Écho de presse

1931 : Pétain acclamé par la foule à Broadway

le 08/08/2021 par Pierre Ancery
le 21/08/2017 par Pierre Ancery - modifié le 08/08/2021
De g. à dr. : Pétain, Pierre Laval, le général Pershing ; L'Intransigeant du 31 octobre 1931 - source : RetroNews BnF

En octobre 1931, le maréchal Pétain et Pierre Laval se rendent aux États-Unis pour une visite triomphale. Les futurs dirigeants de Vichy reçoivent l'hommage appuyé de la ville de New York.

26 octobre 1931. La ville de New York reçoit un Français prestigieux : Philippe Pétain, maréchal de France, en visite aux États-Unis avec le président du Conseil Pierre Laval. En compagnie du général américain John Pershing, commandant de la force expéditionnaire en Europe en 1917, le vainqueur de Verdun va remonter Broadway acclamé par la foule, sous une pluie de confettis, avant d'être reçu pour un hommage solennel à la mairie.

 

Le Matin raconte :

 

"La ville de New-York a offert aujourd'hui au maréchal Pétain une réception officielle à l'hôtel de ville. Le cortège des automobiles a remonté Broadway, aux acclamations de milliers de spectateurs massés sur le parcours. Des compagnies du 16e régiment d'infanterie, deux compagnies de marine, un contingent de la légion américaine et trois fanfares rendaient les honneurs et précédaient le défilé, ainsi que 300 policiers à pied et 200 policiers montés. Une salve de 19 coups a salué l'arrivée du cortège. Le maire, M. Walker, a souhaité la bienvenue, puis il a prononcé un discours où il a fait l'éloge du maréchal. Le maréchal Pétain a remercié le maire de sa réception.

Afin de maintenir la lumière de la liberté éclairant votre port, vous devez tenir haut la torche de la civilisation, a-t-il dit."

Le 30 octobre, Le Temps reproduit son discours. Pétain y rappelle un épisode de l'histoire franco-américaine, l'arrivée des troupes françaises à Newport en 1780 pour y soutenir la jeune nation américaine, qu'il rapproche du soutien des États-Unis à la France en 1917.

 

"Au concours que les Français ont apporté à cette époque, l’Amérique a répondu en 1917 par une levée en masse. Si l’accueil que vous me faites aujourd'hui montra que vous n’oubliez pas notre aide d’antan, laissez-moi vous dire que, chez nous aussi, toutes les familles gardent dans leur mémoire et apprendront à leurs enfants la page d’histoire écrite par vous sur nos champs de bataille. Après les maréchaux Joffre et Foch, je suis venu ici vous donner une nouvelle assurance de notre gratitude."

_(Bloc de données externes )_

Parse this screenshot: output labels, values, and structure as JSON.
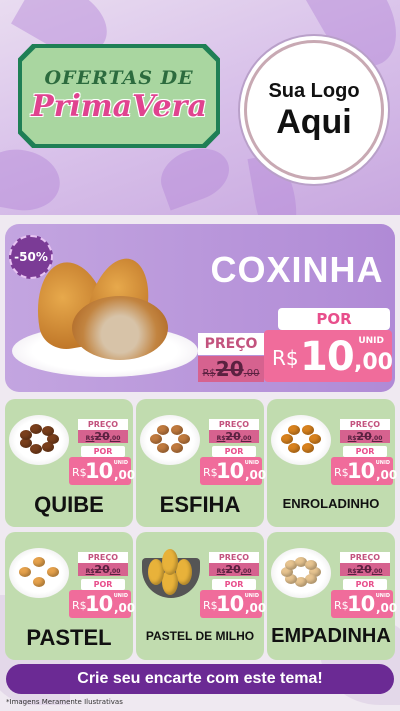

Pétain est à cette époque inspecteur général de la Défense aérienne du territoire français. Le même soir, Pierre Laval, alors président du Conseil, rend hommage aux Américains, comme le rapporte L'Ouest-Eclair du 28 octobre :

 

"La coopération de nos deux pays est ainsi rendue plus étroite parce que nos deux gouvernements auront une compréhension plus nette de leurs intérêts respectifs et de leurs devoirs communs […]. Je tiens à vous dire maintenant ma satisfaction. En continuant ici la politique de collaboration internationale dont la visite que j'ai faite à Berlin avec M. Briand a marqué une importante étape, j'ai conscience, sans jamais sacrifier les intérêts essentiels de la France, de servir la cause de la paix."

Laval vient alors de mener une tournée triomphale aux États-Unis, au cours de laquelle il a rencontré le président Hoover et les isolationnistes. Il sera nommé "Homme de l'année" par le Time Magazine, devenant ainsi le seul Français à ce jour, avec le général De Gaulle, à avoir reçu ce titre.

 

On surnomme parfois Broadway le "Canyon des héros" : depuis l'inauguration de la Statue de la Liberté en 1886, plus de deux cent défilés y sont passés. Pétain eut droit à une plaque à son nom sur la célèbre avenue de Manhattan. Suite aux événements de Charlottesville, le maire actuel de New York, Bill de Blasio, a toutefois annoncé que serait retirée "la plaque commémorative pour le collaborateur nazi Philippe Pétain".